Mentre la Wien Film rimane di proprietà tedesca fino al 1955, il governo si dimostra incapace di attuare qualsiasi politica cinematografica di pianificazione e sviluppo. Così, terminata la congiuntura favorevole del dopoguerra, il cinema austriaco entra in una profonda crisi che dalla fine degli anni Cinquanta si protrarrà per oltre un decennio, rischiando addirittura l'estinzione. Mentre la paralisi dell'industria non concede spazi ai giovani cineasti, fiorisce, dai primi anni Cinquanta, una pratica di cinema sperimentale in cui si distinguono P. Kubelka e K. Kren. L'avvio di un nuovo corso si avrà, tuttavia, soltanto a partire dalla seconda metà degli anni Settanta, con la ripresa, anche se debole, dell'assistenza statale alla produzione. Nel 1981 entra finalmente in vigore la tanto attesa legge sulla cinematografia, che definisce in particolare il sistema delle sovvenzioni governative. Fondi statali e televisione del resto costituiscono le uniche possibilità produttive in un paese caratterizzato dall'assenza di un'industria cinematografica privata e dallo scarto, endemico, tra risorse creative e loro utilizzazione economica. Oltre a queste difficoltà strutturali, i nuovi cineasti austriaci devono misurarsi con la mancanza di una effettiva tradizione cinematografica e di una precisa identità nazionale.

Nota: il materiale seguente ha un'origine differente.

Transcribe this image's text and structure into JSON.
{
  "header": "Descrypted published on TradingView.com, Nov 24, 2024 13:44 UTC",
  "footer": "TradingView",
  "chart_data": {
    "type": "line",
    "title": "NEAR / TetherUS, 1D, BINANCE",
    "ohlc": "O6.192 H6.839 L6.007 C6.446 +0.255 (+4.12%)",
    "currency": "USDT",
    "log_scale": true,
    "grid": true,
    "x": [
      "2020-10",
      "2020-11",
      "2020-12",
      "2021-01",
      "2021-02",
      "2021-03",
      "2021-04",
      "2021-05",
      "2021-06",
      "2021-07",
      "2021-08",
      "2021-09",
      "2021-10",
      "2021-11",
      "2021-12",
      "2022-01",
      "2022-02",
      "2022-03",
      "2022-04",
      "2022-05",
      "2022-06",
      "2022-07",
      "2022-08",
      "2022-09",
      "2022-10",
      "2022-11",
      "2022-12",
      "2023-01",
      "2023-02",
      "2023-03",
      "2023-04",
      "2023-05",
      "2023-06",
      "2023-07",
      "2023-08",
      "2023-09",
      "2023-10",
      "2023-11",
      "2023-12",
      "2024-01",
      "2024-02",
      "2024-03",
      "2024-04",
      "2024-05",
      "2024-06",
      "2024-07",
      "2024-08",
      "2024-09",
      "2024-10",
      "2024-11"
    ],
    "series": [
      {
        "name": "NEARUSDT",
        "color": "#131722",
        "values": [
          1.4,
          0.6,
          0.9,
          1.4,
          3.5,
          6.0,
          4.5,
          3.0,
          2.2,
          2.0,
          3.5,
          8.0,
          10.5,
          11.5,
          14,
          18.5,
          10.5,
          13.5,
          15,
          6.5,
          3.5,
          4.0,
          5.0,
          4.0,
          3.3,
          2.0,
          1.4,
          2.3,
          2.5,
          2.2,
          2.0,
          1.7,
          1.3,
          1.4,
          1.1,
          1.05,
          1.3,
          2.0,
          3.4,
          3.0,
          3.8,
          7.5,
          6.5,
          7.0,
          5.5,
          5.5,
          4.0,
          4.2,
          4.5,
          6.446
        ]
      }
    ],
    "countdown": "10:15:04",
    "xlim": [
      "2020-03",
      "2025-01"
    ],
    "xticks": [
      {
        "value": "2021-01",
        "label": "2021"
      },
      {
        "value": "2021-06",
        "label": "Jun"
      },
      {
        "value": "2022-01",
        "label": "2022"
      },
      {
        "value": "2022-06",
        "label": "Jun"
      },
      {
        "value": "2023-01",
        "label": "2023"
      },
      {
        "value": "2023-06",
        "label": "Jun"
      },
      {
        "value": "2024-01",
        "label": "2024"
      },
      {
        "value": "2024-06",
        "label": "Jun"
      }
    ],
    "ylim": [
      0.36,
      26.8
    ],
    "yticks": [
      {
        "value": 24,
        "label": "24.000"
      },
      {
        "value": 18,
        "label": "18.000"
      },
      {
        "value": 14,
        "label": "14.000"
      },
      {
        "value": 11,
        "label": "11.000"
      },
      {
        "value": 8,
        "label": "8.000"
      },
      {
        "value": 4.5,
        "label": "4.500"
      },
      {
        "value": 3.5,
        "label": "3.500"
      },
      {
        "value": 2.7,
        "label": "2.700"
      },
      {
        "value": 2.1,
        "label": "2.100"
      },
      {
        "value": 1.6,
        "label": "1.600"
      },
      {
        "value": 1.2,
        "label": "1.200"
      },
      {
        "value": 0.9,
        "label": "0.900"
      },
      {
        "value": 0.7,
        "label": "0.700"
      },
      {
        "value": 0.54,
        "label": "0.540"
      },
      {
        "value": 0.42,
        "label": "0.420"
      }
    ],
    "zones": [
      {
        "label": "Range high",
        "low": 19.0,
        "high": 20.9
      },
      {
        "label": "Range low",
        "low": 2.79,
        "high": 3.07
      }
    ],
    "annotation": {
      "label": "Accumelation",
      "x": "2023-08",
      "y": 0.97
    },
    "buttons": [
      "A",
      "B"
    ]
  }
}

A tali carenze alcuni dei film più recenti cercano di rispondere rivisitando vecchi capitoli della storia austriaca (Wien Retour, 1983, di J. Aichholzer e R. Beckerman; Heindenlöcher, 1986, di W. Paulus; Welcome in Vienna, 1986, di A. Corti) o raccontando la contemporaneità e le sue contraddizioni (Kassbach, 1979, di P. Patzak; Die Augesperrten, 1982, di F. Novotny; Kopfstand, 1981, di E. J. Lauscher). Altro terreno privilegiato è la ripresa e la parodia del cinema di genere, come mostrano le opere di P. Patzak (Den tüchtigen gehört die Welt, 1981, e Strawanzer, 1983), di N. List (Muller Büro, 1986) e di X. Schwarzenberger (Donau-walzer, 1984).
Tra i nuovi autori segnalatisi in campo internazionale a partire dalla metà degli anni Settanta si possono inoltre citare W. Bannert, A. Lepeniotos, R. Dornhelm, K. Kino, T. Leber.
Bibl.: Aria di Vienna, a cura di L. Quaresima e A. M. Percavassi, Firenze 1986.